Speakers at the Inside ETFs conference in Florida this week acknowledged fears of slowing global growth and a pending end to the bull market — though there wasn’t consensus on when that end would come.
But new research provides reason to be optimistic about the next wave of economic growth. Joe Davis, global chief economist at Vanguard, presented the concept of the Idea Multiplier, a proprietary measure developed by his firm.
The measure looks at the number of times influential published research is cited and built upon in subsequent articles. The multiplier is “a leading indicator of commercial innovation,” Davis said, adding that it’s meant to predict future products and services that will launch in five to seven years.
The multiplier was at 40:1 in 1980, which means 40 ideas would later come from a single idea. It rose in the late ’80s, particularly in the fields of computers and telecommunications. “It was anticipating the commercialization of the internet,” Davis said.
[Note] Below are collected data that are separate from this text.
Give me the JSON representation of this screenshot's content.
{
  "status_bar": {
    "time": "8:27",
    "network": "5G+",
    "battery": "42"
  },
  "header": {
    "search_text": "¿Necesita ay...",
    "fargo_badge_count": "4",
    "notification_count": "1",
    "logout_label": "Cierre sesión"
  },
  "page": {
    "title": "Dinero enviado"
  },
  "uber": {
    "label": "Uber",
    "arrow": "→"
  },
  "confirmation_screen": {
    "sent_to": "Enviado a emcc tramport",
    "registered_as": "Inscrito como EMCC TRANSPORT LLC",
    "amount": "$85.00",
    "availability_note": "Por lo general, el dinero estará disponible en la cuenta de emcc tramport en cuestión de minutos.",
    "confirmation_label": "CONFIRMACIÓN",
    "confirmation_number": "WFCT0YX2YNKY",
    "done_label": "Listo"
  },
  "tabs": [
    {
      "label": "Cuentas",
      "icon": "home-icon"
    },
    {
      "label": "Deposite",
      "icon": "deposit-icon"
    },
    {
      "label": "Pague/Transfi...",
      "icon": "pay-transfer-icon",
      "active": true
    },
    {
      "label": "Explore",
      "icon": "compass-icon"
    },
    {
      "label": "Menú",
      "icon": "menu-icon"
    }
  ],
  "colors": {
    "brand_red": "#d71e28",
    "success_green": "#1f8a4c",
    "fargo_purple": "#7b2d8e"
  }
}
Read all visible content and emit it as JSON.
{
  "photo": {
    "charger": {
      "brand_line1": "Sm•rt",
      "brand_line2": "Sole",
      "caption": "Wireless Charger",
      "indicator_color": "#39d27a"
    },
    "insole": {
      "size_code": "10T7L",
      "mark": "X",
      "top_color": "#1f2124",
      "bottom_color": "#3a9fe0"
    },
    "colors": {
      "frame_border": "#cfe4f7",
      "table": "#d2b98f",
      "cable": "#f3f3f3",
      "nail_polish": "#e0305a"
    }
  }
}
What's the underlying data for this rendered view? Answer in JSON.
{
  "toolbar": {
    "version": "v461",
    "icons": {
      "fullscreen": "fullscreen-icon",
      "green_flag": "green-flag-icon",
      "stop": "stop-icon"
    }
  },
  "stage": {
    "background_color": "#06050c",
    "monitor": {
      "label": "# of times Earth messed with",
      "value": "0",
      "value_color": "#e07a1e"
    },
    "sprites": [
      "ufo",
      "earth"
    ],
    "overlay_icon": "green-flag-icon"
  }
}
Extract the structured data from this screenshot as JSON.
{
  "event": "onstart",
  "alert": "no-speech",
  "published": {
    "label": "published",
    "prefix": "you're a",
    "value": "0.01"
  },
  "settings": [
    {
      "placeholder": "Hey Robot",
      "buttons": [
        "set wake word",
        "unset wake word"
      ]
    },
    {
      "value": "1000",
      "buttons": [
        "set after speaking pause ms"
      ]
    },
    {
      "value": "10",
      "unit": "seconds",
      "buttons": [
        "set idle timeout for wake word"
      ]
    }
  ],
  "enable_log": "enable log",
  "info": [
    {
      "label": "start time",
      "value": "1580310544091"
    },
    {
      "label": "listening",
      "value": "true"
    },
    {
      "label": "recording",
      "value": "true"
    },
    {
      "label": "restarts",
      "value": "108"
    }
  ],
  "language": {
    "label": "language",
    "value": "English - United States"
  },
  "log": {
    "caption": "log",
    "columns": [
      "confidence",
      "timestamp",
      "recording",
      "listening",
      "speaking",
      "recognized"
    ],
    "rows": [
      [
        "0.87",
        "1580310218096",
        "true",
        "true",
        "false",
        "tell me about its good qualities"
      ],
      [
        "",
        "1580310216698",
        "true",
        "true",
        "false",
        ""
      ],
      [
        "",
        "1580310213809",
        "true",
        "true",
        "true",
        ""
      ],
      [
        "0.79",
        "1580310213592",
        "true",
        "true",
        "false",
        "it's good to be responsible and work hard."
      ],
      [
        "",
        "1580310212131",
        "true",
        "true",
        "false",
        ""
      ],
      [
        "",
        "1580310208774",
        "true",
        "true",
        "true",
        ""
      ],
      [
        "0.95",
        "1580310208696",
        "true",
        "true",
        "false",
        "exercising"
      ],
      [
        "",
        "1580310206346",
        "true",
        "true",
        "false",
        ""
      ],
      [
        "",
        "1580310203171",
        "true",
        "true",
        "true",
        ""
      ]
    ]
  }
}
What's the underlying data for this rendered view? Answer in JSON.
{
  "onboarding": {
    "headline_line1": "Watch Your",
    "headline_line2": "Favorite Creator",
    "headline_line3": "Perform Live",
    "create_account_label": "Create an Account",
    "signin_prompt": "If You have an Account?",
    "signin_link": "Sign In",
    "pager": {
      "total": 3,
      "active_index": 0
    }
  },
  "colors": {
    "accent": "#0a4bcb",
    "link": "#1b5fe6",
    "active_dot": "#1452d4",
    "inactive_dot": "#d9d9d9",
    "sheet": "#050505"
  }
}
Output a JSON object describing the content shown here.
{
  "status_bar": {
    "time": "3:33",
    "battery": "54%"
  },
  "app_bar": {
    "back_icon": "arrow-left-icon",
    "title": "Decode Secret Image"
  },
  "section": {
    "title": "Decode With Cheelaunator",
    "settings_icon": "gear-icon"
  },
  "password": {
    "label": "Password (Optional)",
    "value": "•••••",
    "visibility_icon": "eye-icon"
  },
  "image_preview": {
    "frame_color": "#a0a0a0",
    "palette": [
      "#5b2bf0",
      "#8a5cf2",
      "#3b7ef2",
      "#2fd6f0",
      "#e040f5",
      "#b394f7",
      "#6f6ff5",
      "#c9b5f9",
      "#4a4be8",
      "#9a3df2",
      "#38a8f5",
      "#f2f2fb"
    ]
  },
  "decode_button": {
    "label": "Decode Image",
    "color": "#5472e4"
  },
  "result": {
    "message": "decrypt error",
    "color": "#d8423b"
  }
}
From 2003 until about 2015, the multiplier was stuck near 200:1, Davis said. It’s close to 400:1 now — meaning that the measure rose at a similar pace as in the 1980s. “I was shocked when I saw this,” Davis said.
Vanguard’s research paper says this uptick suggests a productivity increase to 1.2% annually over the next five years. “For perspective, 1.2% productivity growth is double the post-2000 average of 0.6%,” the authors wrote. “It is even higher than the 0.8% growth during the 1990s internet technology revolution.”
Davis attributed the multiplier’s recent increase to two main factors. First, diffusion of knowledge across borders and exchange of ideas across fields is accelerating. For example, China contributes to 25% of new ideas, he said, and those ideas are being cited in the U.S. and Europe.
Second, building-block technologies such as cloud storage, artificial intelligence and machine learning are “smashing together,” Davis said, adding that signs point to innovation happening outside the silo of technology.
Vanguard found that the fields with the highest Idea Multipliers are advanced materials (e.g., next-generation transistor and computer circuitry, carbon fibres); transportation and energy (e.g., autonomous and sustainable energy); manufacturing technology (e.g., robotics, engineering) and genetics (e.g., genome mapping). Davis said genetics had a multiplier of more than 3,000:1 — a multiplier he’s never seen before.
One macro implication of this research, Davis said, is that value will eventually return, though his firm is more pessimistic in the near-term. He pointed out that the industries with the highest multipliers included energy and healthcare elements — “those sound more like value than growth stocks to me,” he said.
Davis acknowledged that investors should be cautious in today’s markets. “But don’t underestimate human creativity,” he warned, saying that he’s optimistic about growth over the next decade.